Open JunhaoWang opened 4 years ago
There is a note on scaling in the online documentation here:
https://grf-labs.github.io/policytree/articles/policytree.html#gauging-the-runtime-of-tree-search
As you see the cardinality of the the Xj's is important, and you can speed things up by trying to increase split.step
(in effect rounding the Xj's).
But n=100k and p=200 will not take an agreeable amount of time. You can try to reduce the dimensionality by only using say the 20 variables with the highest split frequencies across the 20 causal forests.

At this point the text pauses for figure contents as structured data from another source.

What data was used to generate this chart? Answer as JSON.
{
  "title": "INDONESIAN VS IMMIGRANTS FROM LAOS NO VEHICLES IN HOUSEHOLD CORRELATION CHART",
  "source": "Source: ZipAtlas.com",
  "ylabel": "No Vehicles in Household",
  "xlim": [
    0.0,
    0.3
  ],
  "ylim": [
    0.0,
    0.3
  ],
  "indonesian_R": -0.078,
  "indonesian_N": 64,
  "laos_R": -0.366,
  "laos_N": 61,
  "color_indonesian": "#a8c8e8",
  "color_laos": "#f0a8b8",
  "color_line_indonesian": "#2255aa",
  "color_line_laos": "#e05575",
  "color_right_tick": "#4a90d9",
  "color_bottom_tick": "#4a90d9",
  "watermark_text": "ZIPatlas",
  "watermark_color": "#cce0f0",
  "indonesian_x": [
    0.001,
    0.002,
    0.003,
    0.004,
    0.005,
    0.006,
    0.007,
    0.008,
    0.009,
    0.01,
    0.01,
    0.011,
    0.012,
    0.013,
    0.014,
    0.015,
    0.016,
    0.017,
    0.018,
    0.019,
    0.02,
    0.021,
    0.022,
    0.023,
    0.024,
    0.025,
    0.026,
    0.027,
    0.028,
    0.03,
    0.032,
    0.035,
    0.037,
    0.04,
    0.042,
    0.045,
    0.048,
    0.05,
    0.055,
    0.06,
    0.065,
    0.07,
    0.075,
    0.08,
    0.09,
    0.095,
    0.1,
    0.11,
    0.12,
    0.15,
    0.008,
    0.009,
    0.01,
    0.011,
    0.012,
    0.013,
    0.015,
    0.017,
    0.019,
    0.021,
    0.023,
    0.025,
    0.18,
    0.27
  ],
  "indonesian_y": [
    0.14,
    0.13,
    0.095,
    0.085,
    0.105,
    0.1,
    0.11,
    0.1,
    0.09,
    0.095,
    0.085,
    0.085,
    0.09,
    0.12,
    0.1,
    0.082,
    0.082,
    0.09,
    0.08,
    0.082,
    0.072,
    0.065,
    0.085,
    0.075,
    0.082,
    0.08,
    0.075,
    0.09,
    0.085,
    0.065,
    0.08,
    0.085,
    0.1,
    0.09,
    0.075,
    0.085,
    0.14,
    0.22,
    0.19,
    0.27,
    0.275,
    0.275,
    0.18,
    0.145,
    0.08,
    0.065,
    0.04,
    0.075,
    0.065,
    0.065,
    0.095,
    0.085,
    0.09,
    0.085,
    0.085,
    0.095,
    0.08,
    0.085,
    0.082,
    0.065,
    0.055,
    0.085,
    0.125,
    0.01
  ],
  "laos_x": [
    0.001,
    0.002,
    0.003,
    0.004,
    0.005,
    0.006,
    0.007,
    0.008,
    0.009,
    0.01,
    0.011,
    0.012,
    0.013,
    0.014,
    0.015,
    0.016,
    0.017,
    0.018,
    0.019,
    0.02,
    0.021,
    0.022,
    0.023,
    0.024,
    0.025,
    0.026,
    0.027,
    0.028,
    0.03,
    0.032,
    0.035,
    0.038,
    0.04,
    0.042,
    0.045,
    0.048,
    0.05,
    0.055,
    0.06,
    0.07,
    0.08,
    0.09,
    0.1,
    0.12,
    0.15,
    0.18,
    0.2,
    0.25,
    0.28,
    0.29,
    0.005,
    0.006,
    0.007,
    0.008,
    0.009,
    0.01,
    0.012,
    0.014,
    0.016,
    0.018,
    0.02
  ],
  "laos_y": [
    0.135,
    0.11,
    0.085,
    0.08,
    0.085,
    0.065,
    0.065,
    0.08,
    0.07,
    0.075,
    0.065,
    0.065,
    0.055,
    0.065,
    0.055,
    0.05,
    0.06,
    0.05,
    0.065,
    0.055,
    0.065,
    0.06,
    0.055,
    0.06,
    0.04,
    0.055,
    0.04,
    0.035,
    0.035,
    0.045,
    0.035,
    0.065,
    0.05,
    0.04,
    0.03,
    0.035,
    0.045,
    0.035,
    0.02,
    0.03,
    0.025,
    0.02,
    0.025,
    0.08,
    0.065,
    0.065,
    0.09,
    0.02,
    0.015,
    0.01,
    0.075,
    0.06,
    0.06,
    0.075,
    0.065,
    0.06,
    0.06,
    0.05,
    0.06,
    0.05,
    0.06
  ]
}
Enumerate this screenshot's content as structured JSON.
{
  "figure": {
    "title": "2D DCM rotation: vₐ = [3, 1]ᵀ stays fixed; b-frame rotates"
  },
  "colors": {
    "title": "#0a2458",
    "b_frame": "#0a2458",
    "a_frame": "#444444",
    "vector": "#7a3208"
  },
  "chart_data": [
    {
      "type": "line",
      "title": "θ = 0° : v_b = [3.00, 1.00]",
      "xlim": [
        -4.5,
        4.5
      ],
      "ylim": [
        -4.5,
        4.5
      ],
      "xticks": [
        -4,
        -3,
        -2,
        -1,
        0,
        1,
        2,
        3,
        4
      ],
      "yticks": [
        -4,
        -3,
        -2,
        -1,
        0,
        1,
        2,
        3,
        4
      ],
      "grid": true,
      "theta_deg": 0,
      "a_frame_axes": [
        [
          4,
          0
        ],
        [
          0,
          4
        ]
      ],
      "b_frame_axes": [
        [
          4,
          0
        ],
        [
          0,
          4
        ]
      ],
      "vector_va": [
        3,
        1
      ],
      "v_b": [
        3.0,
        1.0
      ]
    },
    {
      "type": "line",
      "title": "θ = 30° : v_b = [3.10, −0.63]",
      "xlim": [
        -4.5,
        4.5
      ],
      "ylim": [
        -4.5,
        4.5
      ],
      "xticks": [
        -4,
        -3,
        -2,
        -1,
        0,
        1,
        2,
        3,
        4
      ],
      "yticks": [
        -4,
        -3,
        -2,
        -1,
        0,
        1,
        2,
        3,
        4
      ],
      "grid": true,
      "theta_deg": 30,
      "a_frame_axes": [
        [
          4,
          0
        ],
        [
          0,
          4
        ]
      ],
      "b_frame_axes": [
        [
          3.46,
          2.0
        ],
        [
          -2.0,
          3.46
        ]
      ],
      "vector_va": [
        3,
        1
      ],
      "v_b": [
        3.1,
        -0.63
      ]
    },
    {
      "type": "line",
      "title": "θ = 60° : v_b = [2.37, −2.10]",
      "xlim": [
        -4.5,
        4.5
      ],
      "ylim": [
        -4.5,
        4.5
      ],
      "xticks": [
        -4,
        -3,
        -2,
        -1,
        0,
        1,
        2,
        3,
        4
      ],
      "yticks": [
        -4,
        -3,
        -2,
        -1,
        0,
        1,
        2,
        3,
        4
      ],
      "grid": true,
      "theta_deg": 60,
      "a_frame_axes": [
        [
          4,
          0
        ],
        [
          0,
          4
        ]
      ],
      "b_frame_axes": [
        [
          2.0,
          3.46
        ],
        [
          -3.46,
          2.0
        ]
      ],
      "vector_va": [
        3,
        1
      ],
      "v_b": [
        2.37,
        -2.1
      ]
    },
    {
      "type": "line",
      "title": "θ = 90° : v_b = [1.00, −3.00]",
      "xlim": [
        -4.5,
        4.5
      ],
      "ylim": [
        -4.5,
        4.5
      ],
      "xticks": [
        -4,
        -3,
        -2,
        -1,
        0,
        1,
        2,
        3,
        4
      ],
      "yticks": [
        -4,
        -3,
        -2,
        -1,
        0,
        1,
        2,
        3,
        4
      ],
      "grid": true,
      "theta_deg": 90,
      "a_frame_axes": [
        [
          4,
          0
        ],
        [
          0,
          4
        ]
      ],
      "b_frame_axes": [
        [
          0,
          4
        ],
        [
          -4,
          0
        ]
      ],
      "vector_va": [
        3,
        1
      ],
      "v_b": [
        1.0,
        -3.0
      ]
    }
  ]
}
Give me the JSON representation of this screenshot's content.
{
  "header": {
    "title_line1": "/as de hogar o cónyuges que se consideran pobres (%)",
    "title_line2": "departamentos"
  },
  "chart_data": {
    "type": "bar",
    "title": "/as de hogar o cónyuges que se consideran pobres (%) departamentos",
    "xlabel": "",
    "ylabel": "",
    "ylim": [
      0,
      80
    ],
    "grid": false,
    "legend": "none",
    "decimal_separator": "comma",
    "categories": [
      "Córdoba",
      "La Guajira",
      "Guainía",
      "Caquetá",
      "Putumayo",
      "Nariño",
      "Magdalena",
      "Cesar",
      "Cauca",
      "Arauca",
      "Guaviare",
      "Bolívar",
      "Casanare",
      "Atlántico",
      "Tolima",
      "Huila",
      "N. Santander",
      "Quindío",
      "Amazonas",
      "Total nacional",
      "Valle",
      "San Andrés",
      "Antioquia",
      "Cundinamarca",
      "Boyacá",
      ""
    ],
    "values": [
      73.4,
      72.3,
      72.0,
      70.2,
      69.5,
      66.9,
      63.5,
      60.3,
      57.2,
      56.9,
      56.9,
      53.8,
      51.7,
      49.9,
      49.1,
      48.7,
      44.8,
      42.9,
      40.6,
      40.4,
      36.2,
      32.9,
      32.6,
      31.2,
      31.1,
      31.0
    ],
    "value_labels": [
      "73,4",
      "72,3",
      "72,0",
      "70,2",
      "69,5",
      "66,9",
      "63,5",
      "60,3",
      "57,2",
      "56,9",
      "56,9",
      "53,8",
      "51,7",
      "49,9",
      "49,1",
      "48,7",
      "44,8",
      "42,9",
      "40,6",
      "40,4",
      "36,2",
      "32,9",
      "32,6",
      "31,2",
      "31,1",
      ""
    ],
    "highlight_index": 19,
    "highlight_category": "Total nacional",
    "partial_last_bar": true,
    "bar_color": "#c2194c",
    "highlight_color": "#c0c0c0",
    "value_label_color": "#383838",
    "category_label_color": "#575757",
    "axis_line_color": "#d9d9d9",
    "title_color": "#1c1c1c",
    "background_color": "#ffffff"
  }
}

The argmax policy is discussed in section 5.1 (California Gain example) in https://arxiv.org/pdf/1702.02896.pdf (referred to as the plug-in policy) and may be fine, depending on your purpose (interpretable predictions or not).
For practical reference, here is a short table of empirical run times for policy_tree
(version 1.0).
depth | n (continuous) | features | actions | split.step | time |
---|---|---|---|---|---|
2 | 1000 | 30 | 20 | 1 | 1.5 min |
2 | 1000 | 30 | 20 | 10 | 7 sec |
2 | 10 000 | 30 | 20 | 1 | 3 hrs |
2 | 10 000 | 30 | 20 | 10 | 14 min |
2 | 10 000 | 30 | 20 | 1, but round(X, 2) |
8 min |
2 | 100 000 | 30 | 20 | 10 | 50 hrs |
2 | 100 000 | 30 | 20 | 1, but round(X, 2) |
6.3 hrs |
2 | 100 000 | 60 | 20 | 1, but round(X, 2) |
25 hrs |
2 | 100 000 | 30 | 3 | 10 | 7.4 hrs |
policy_tree() can't scale to my data size (100000 obs, 200 dimensional state/covariate, 20 actions) but multi_causal_forest() can scale, can I just use argmax of multi-action treatment effect estimation as a good policy, instead of searching exhaustively through tree functions from state to produce actions?